Write the HMM joint probability and derive the Viterbi recurrence; run it by hand on a short tagged sentence.
Explain the BIO tagging scheme and why a CRF transition layer improves NER over independent per-token classification.
Trace CKY on a short sentence with a small CFG; explain the \(O(n^3)\) cost.
Define the arc-standard transition system; parse a short sentence by hand, listing the action sequence.
Define UAS/LAS and contrast with token-level accuracy; explain why parsing needs structured metrics.

Implementation

Implement an HMM POS tagger with Viterbi and a BiLSTM(-CRF) NER tagger (reusing Week 3 LSTMs) in sequence_labeling_parsing/. Implement a transition-based dependency parser with a (neural) action classifier. Evaluate on standard datasets (e.g.
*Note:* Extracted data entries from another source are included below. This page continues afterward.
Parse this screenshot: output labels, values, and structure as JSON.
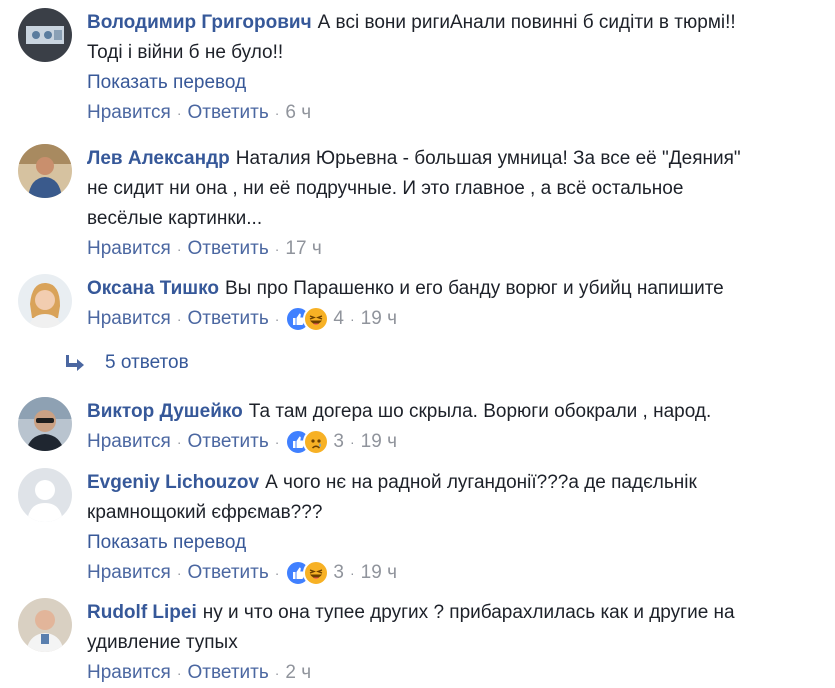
{
  "labels": {
    "like": "Нравится",
    "reply": "Ответить",
    "translate": "Показать перевод",
    "dot": "·"
  },
  "comments": [
    {
      "author": "Володимир Григорович",
      "lines": [
        "А всі вони ригиАнали повинні б сидіти в тюрмі!!",
        "Тоді і війни б не було!!"
      ],
      "show_translate": true,
      "reactions": [],
      "reaction_count": "",
      "time": "6 ч"
    },
    {
      "author": "Лев Александр",
      "lines": [
        "Наталия Юрьевна - большая умница! За все её \"Деяния\"",
        "не сидит ни она , ни её подручные. И это главное , а всё остальное",
        "весёлые картинки..."
      ],
      "show_translate": false,
      "reactions": [],
      "reaction_count": "",
      "time": "17 ч"
    },
    {
      "author": "Оксана Тишко",
      "lines": [
        "Вы про Парашенко и его банду ворюг и убийц напишите"
      ],
      "show_translate": false,
      "reactions": [
        "like",
        "haha"
      ],
      "reaction_count": "4",
      "time": "19 ч"
    },
    {
      "author": "Виктор Душейко",
      "lines": [
        "Та там догера шо скрыла. Ворюги обокрали , народ."
      ],
      "show_translate": false,
      "reactions": [
        "like",
        "sad"
      ],
      "reaction_count": "3",
      "time": "19 ч"
    },
    {
      "author": "Evgeniy Lichouzov",
      "lines": [
        "А чого нє на радной лугандонії???а де падєльнік",
        "крамнощокий єфрємав???"
      ],
      "show_translate": true,
      "reactions": [
        "like",
        "haha"
      ],
      "reaction_count": "3",
      "time": "19 ч"
    },
    {
      "author": "Rudolf Lipei",
      "lines": [
        "ну и что она тупее других ? прибарахлилась как и другие на",
        "удивление тупых"
      ],
      "show_translate": false,
      "reactions": [],
      "reaction_count": "",
      "time": "2 ч"
    }
  ],
  "replies": {
    "label": "5 ответов",
    "icon": "reply-arrow-icon"
  },
  "colors": {
    "author": "#365899",
    "link": "#4b67a1",
    "meta": "#90949c",
    "like": "#4080ff",
    "haha": "#f7b125"
  }
}
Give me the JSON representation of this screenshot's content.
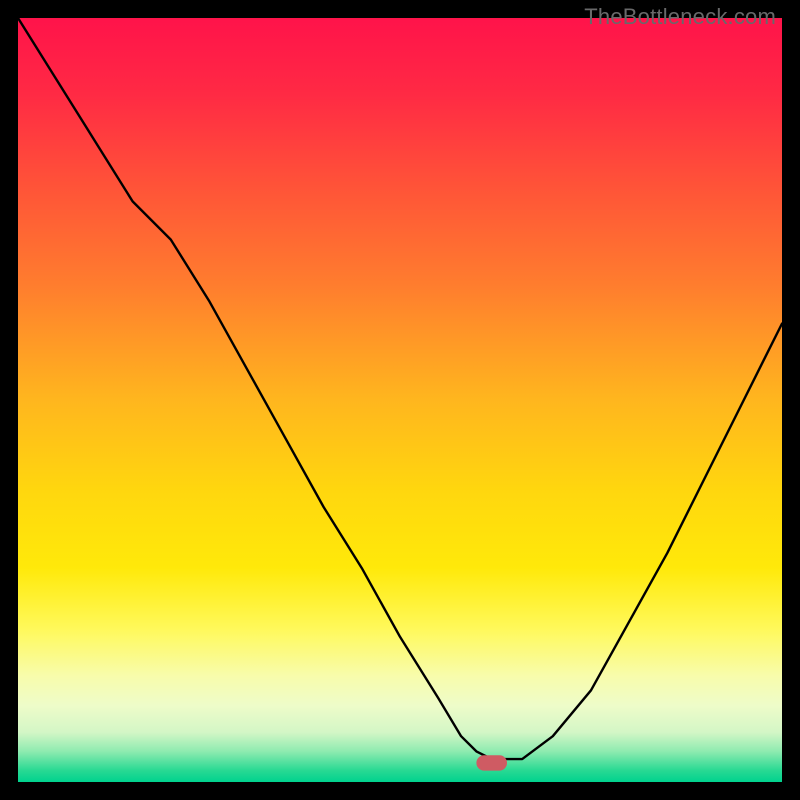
{
  "watermark": "TheBottleneck.com",
  "chart_data": {
    "type": "line",
    "title": "",
    "xlabel": "",
    "ylabel": "",
    "xlim": [
      0,
      100
    ],
    "ylim": [
      0,
      100
    ],
    "series": [
      {
        "name": "curve",
        "x": [
          0,
          5,
          10,
          15,
          20,
          25,
          30,
          35,
          40,
          45,
          50,
          55,
          58,
          60,
          62,
          64,
          66,
          70,
          75,
          80,
          85,
          90,
          95,
          100
        ],
        "values": [
          100,
          92,
          84,
          76,
          71,
          63,
          54,
          45,
          36,
          28,
          19,
          11,
          6,
          4,
          3,
          3,
          3,
          6,
          12,
          21,
          30,
          40,
          50,
          60
        ]
      }
    ],
    "marker": {
      "x": 62,
      "y": 2.5,
      "width": 4,
      "height": 2
    },
    "gradient_stops": [
      {
        "offset": 0.0,
        "color": "#ff134a"
      },
      {
        "offset": 0.1,
        "color": "#ff2a44"
      },
      {
        "offset": 0.22,
        "color": "#ff5338"
      },
      {
        "offset": 0.35,
        "color": "#ff7d2e"
      },
      {
        "offset": 0.5,
        "color": "#ffb61e"
      },
      {
        "offset": 0.62,
        "color": "#ffd70e"
      },
      {
        "offset": 0.72,
        "color": "#ffe90a"
      },
      {
        "offset": 0.8,
        "color": "#fff95b"
      },
      {
        "offset": 0.86,
        "color": "#f8fcaa"
      },
      {
        "offset": 0.9,
        "color": "#eefcc9"
      },
      {
        "offset": 0.935,
        "color": "#d3f6c6"
      },
      {
        "offset": 0.96,
        "color": "#8eebb0"
      },
      {
        "offset": 0.985,
        "color": "#28d993"
      },
      {
        "offset": 1.0,
        "color": "#00d28e"
      }
    ]
  }
}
CoNLL).

Experiments

Tagging: HMM vs BiLSTM vs BiLSTM-CRF accuracy/F1; show the CRF’s gain on entity-boundary consistency. Parsing: UAS/LAS for the dependency parser; CKY parse accuracy on a toy grammar. Error analysis on hard cases (rare words, long-distance dependencies).

Expected baselines: BiLSTM-CRF beats plain BiLSTM beats HMM on NER F1; the CRF mainly fixes boundary/transition errors; the dependency parser reaches respectable UAS/LAS, weaker on long arcs — foreshadowing why attention-based parsers and contextual embeddings (Week 7) help.

Connections

Viterbi/CKY are Course 5’s dynamic programming applied to language; BiLSTM taggers reuse Week 3. Structured prediction and its metrics reappear in information extraction (Week 9). Contextual embeddings (Week 7, BERT) later replace much of this pipeline — but understanding the structured-prediction foundation is what lets you use those models well.